The most revered of all the lightweight champions was Benny Leonard, born Benjamin Leiner, and known as “The Ghetto Jewel.” He held the lightweight championship majestically during the Golden age of Sports in the 1920s and was idolized as much as Dempsey, Tilden, Ruth, Tilden, Grange and all the other greats of this sports-centered decade.
Benny was in the unenviable position of having to win the title on a knockout because he met the outstanding British titleholder Freddie Walsh in a no-decision bout. He did the almost iompossible, stopping the brilliant Walsh in nine rounds, the only kayo on the Briton’s record. Benny’s legendary battle against another Jewish opponent, hard-hitting lefty Lew Tendler, drew over 58,000 people and a $452,648 gate, remarkable figures for the little guys of that day and age.
In this fight, Tendler staggered Leonard and Benny reportedly replied, “Is that the hardest you can punch?”
The ploy gave the champ time to clear his head and he went on to a fiteen-round decision win. Tendler was unfortunate in that he fought in the same time period as Benny Leonard. He could have been champion in any other era and just missed in his own when he was talked out of the title.
Leonard also defeated other stalwarts of the ’20s including left hook specialist Charlie White, Rocky Kansas, Willie Ritchie and Joe welling.
His retirement in 1925 led to a furious jousting among challengers for the crown in a series of eliminations. Jimmy Goodrich of Buffalo finally was recognized as the new champ and he was succeeded by another Buffalonian, Rocky (Tozzo) Kansas, who beat him in ten rounds.
Roberto Duran, rated by many with Leonard as the best lightweight ever, rose from the slums of Panama to the status of national hero in his homeland. He won the title from the Scot – Ken Buchanan – and gained prominence as a fierce warrior with a string of KO defenses, including two over Esteban DeJesus, the first fighter ever to beat him.
One of his victims was Ray Lampkin, who fell to Duran’s “Iron Fists” in Round 14. Lampkin was knocked senseless and as he lay there motionless, a tense aura swept over the crowd who feared for his well-being. Duran was being interviewed on TV and his intensiveness was revealed as he insensitively said, “If I fight heem again, I keel him.”

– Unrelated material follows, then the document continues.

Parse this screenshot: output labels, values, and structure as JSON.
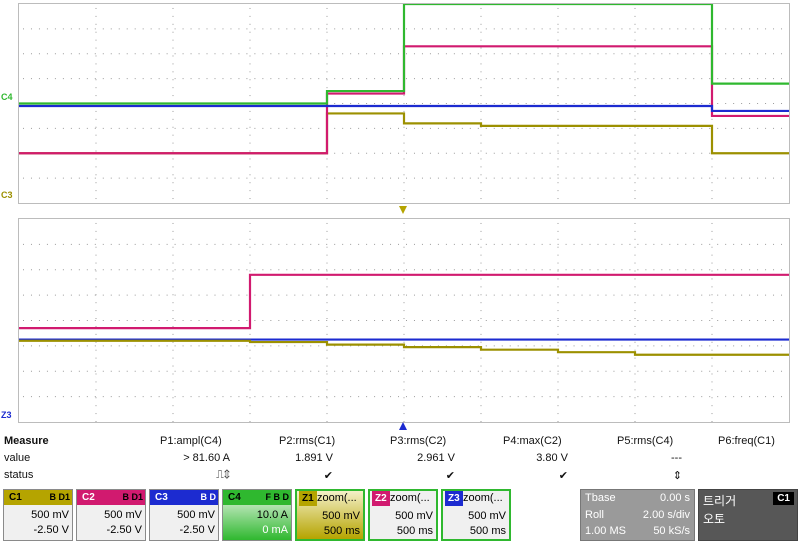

“Old Bones” Joe Brown fought from 1946-1964. He was a journeyman pro, losing 15 times until maturing into a top contender at age 28. He defeated Bud Smith to gain the championship in 1956 and defended his crown eleven times until losing to Carlos Ortiz in 1962.

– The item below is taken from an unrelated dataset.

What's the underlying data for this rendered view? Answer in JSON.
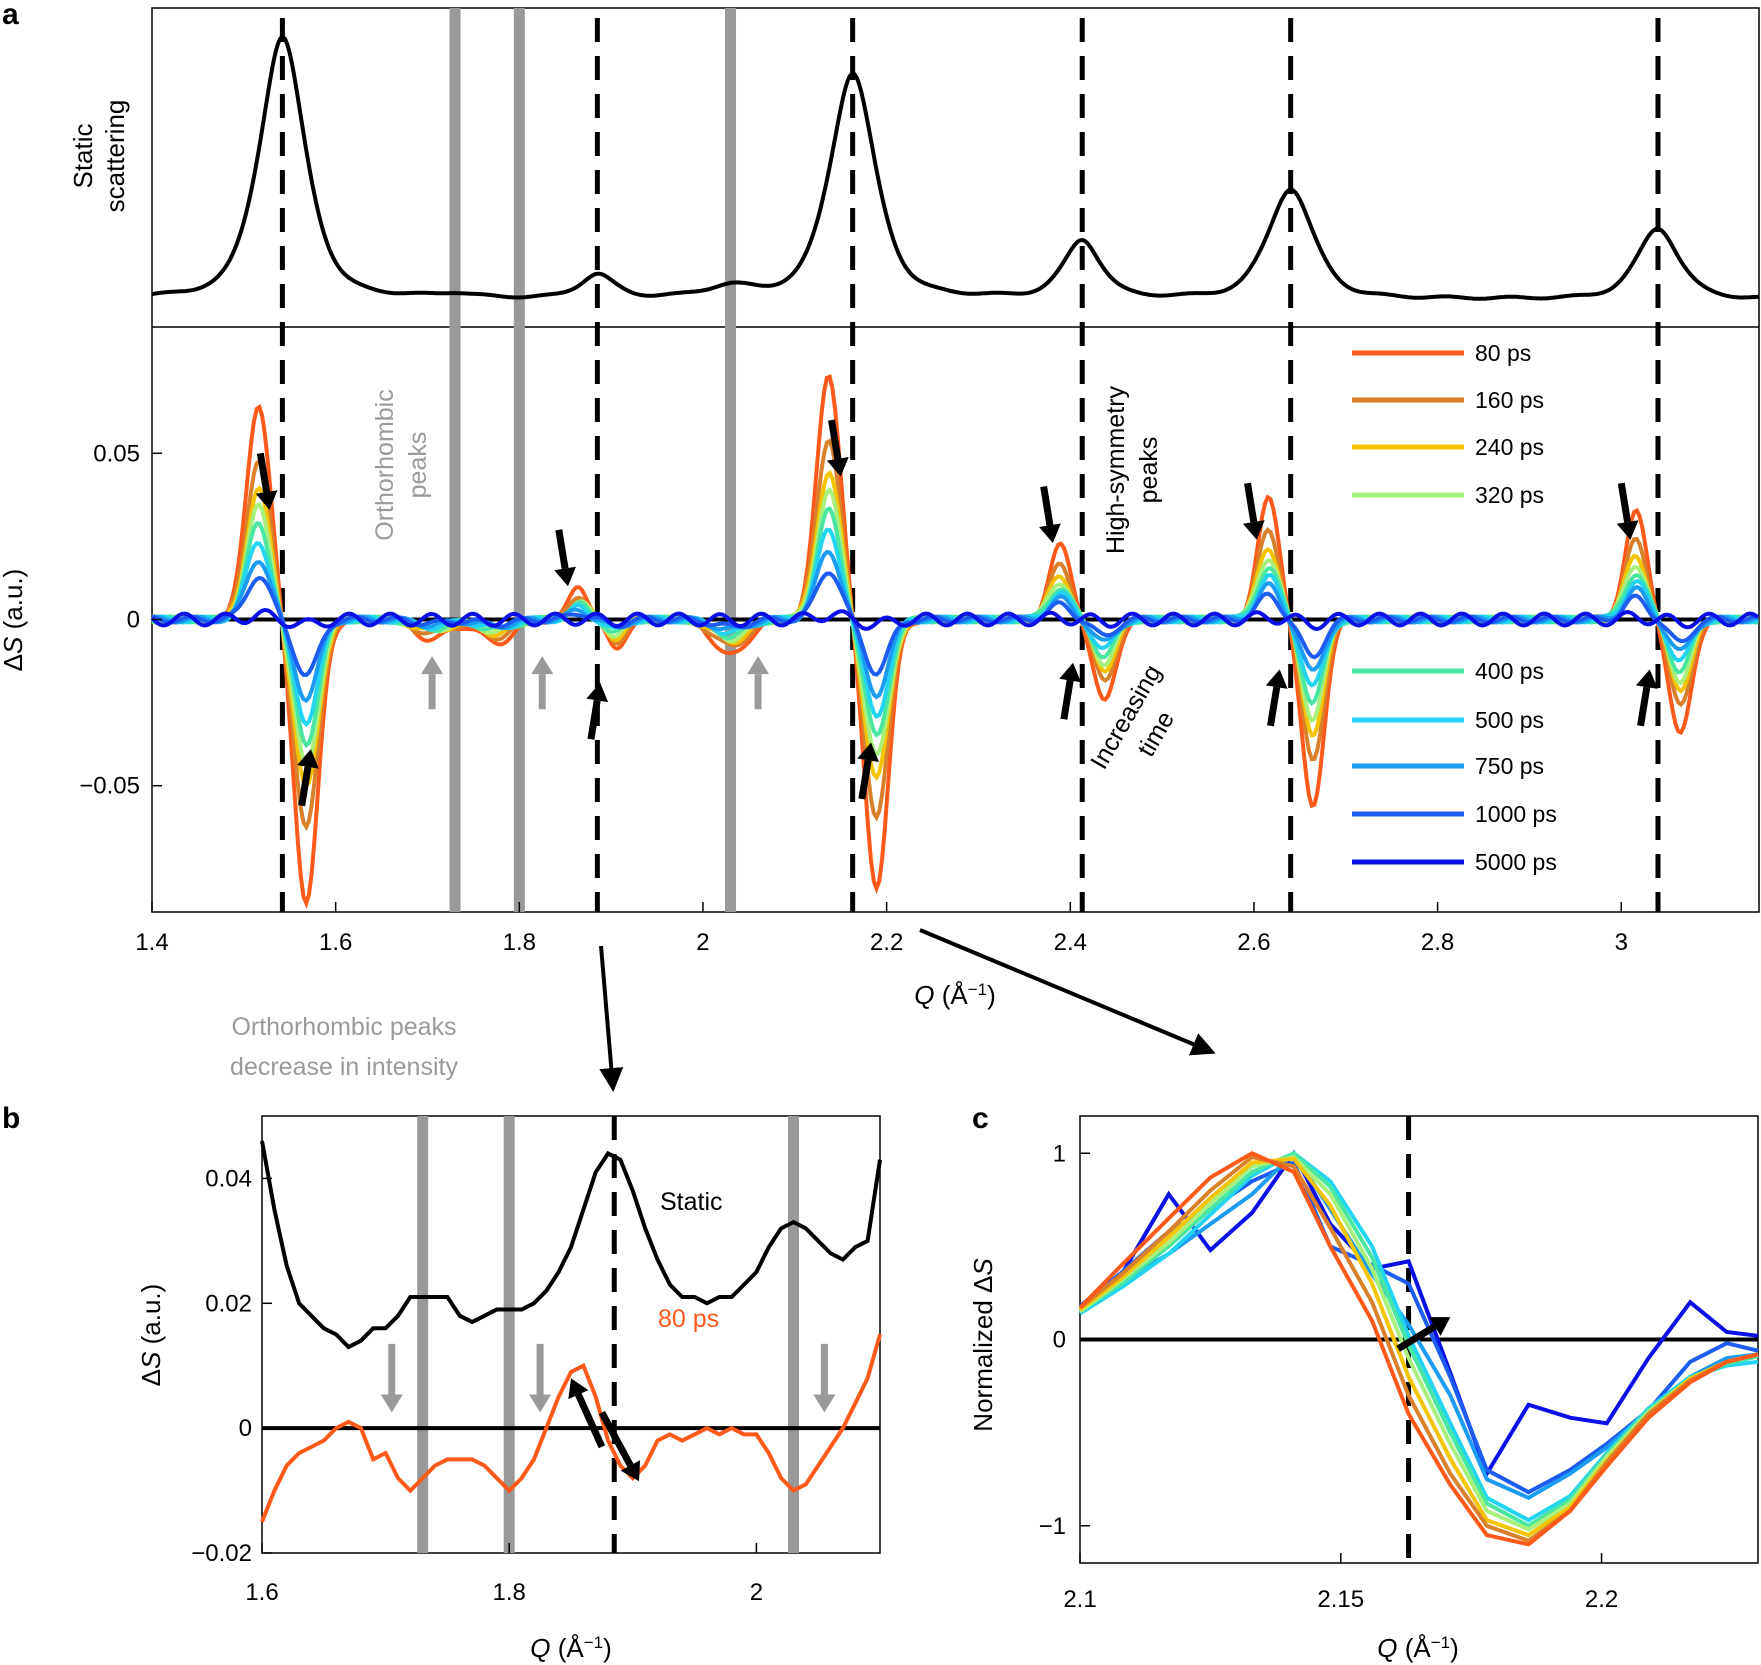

Motorcycle-riding Lew Jenkins had a meteoric career, featuring two KO’s over Lou Ambers, but faded quickly due to alcohol and lack of training. Lew was a war hero and became an Army career man.

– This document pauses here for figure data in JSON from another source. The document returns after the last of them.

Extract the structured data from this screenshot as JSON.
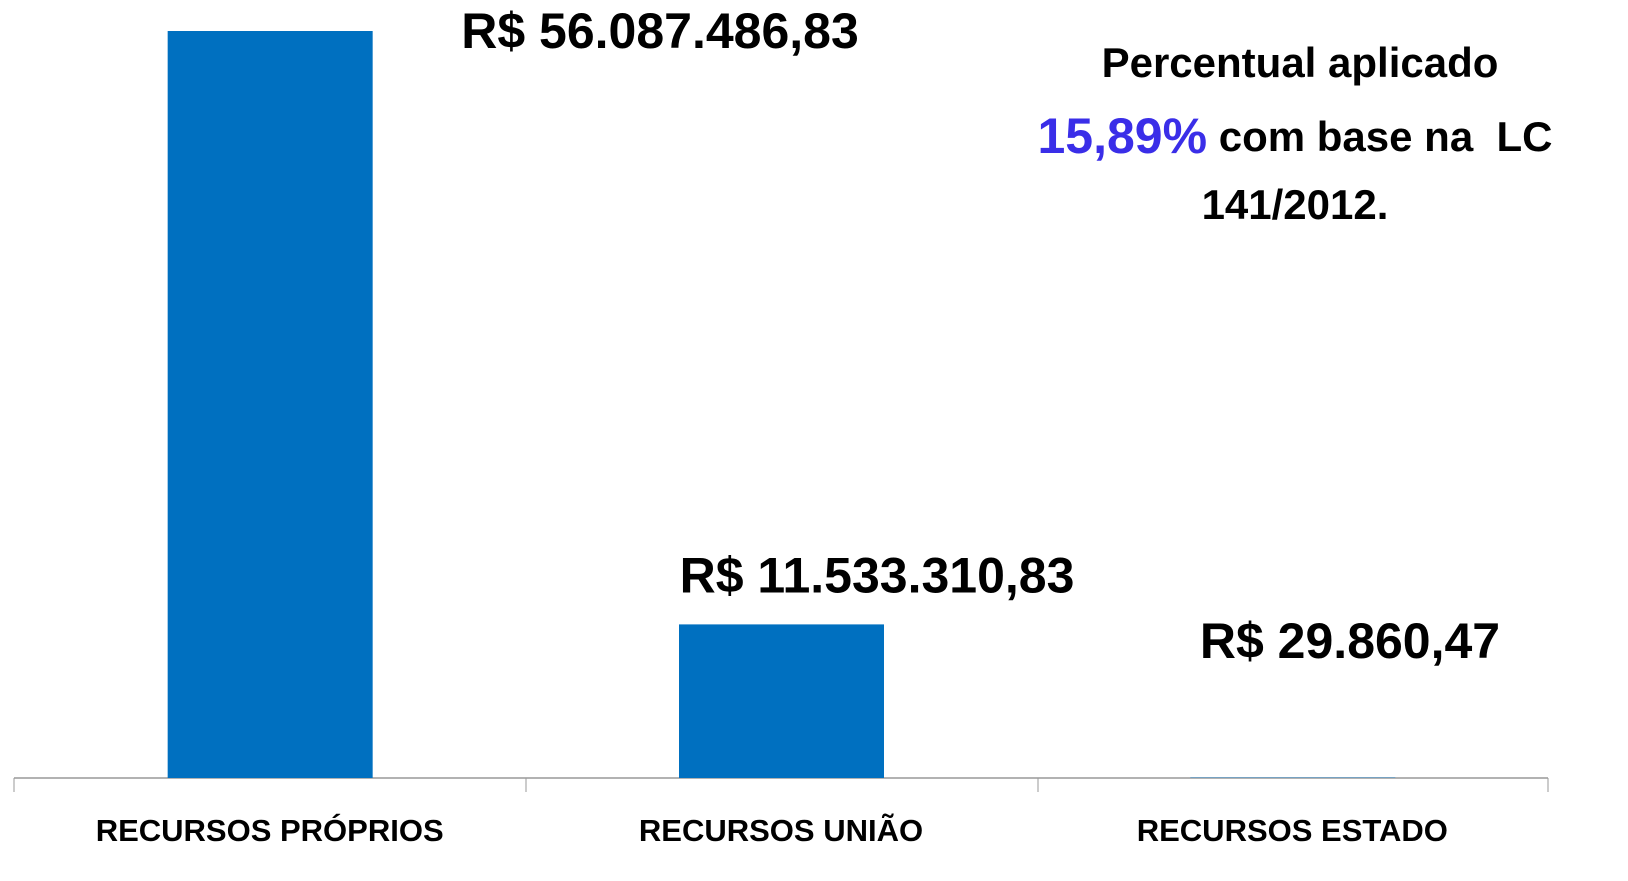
{
  "chart_data": {
    "type": "bar",
    "categories": [
      "RECURSOS PRÓPRIOS",
      "RECURSOS UNIÃO",
      "RECURSOS ESTADO"
    ],
    "values": [
      56087486.83,
      11533310.83,
      29860.47
    ],
    "value_labels": [
      "R$ 56.087.486,83",
      "R$ 11.533.310,83",
      "R$ 29.860,47"
    ],
    "color": "#0070c0",
    "annotation": {
      "line1": "Percentual aplicado",
      "highlight": "15,89%",
      "highlight_color": "#3a2ee8",
      "line2_rest": "com base na  LC",
      "line3": "141/2012."
    }
  }
}
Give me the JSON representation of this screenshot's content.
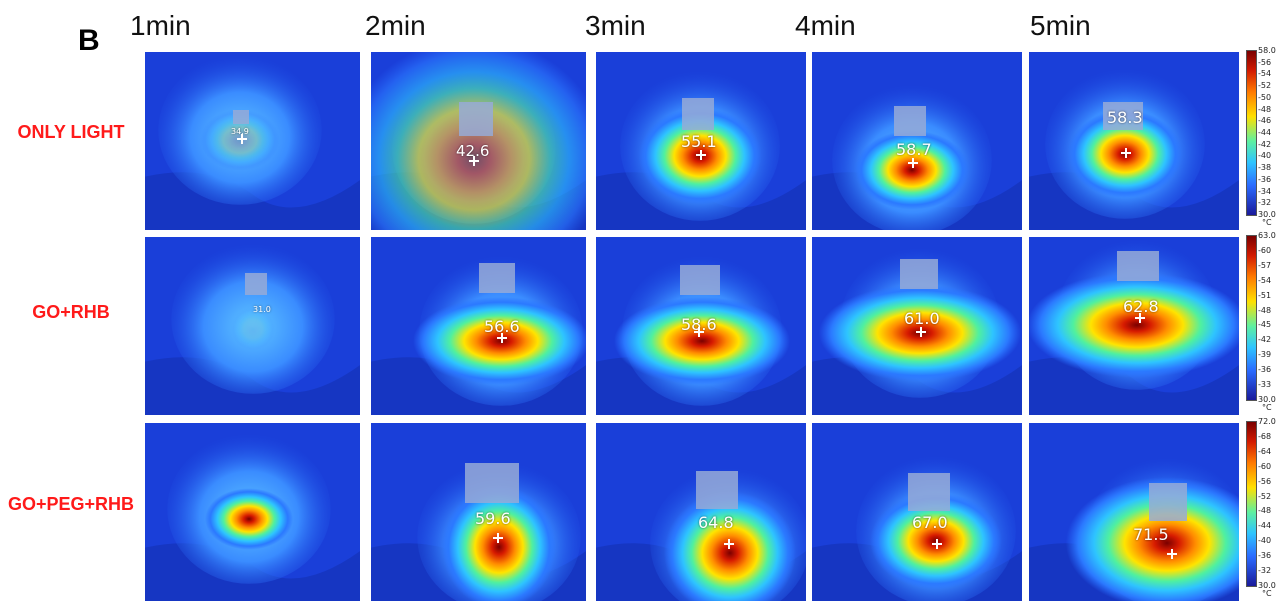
{
  "panel_letter": "B",
  "columns": [
    "1min",
    "2min",
    "3min",
    "4min",
    "5min"
  ],
  "rows": [
    {
      "label": "ONLY LIGHT",
      "readouts": [
        "34.9",
        "42.6",
        "55.1",
        "58.7",
        "58.3"
      ],
      "scale": {
        "max": "58.0",
        "ticks": [
          "56",
          "54",
          "52",
          "50",
          "48",
          "46",
          "44",
          "42",
          "40",
          "38",
          "36",
          "34",
          "32"
        ],
        "min": "30.0",
        "unit": "°C"
      }
    },
    {
      "label": "GO+RHB",
      "readouts": [
        "31.0",
        "56.6",
        "58.6",
        "61.0",
        "62.8"
      ],
      "scale": {
        "max": "63.0",
        "ticks": [
          "60",
          "57",
          "54",
          "51",
          "48",
          "45",
          "42",
          "39",
          "36",
          "33"
        ],
        "min": "30.0",
        "unit": "°C"
      }
    },
    {
      "label": "GO+PEG+RHB",
      "readouts": [
        "",
        "59.6",
        "64.8",
        "67.0",
        "71.5"
      ],
      "scale": {
        "max": "72.0",
        "ticks": [
          "68",
          "64",
          "60",
          "56",
          "52",
          "48",
          "44",
          "40",
          "36",
          "32"
        ],
        "min": "30.0",
        "unit": "°C"
      }
    }
  ],
  "colors": {
    "background_cold": "#1a3fd9",
    "hot_core": "#7a0000",
    "label_red": "#ff1a1a"
  }
}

Jim Watt was the first southpaw champion in lightweight history; Jimmy Carter has the record for most knockdowns in a round for lightweights when he florred Tommy Collins seven times in round three of a title defense on national television. Arthur King and Leonard delGenio were unfortunate to be in the same stable as the current lightweight champs of their respective times. King was Ike Williams’ policeman during his reign. You had to get li’l Arthur before tackling Ike. DelGenio was in Tony Canzoneri’s stable. Lenny was a hard puncher who actually hurt his hands because of his punching prowess.
The Joe Gans-Terry McGovern fight was only the fifth one ever filmed, McGovern scored an easy KO. Fifteen months later, Gans became champ by beating Frank Erne, Buffalo’s first world champion.
The Ad Wolgast-Indian Joe Rivers bout was a wild and wooly affair. A rare double knockdown took place and the referee finally decided the issue when both fighters fell and he hlped Wolgast up and counted out Rivers.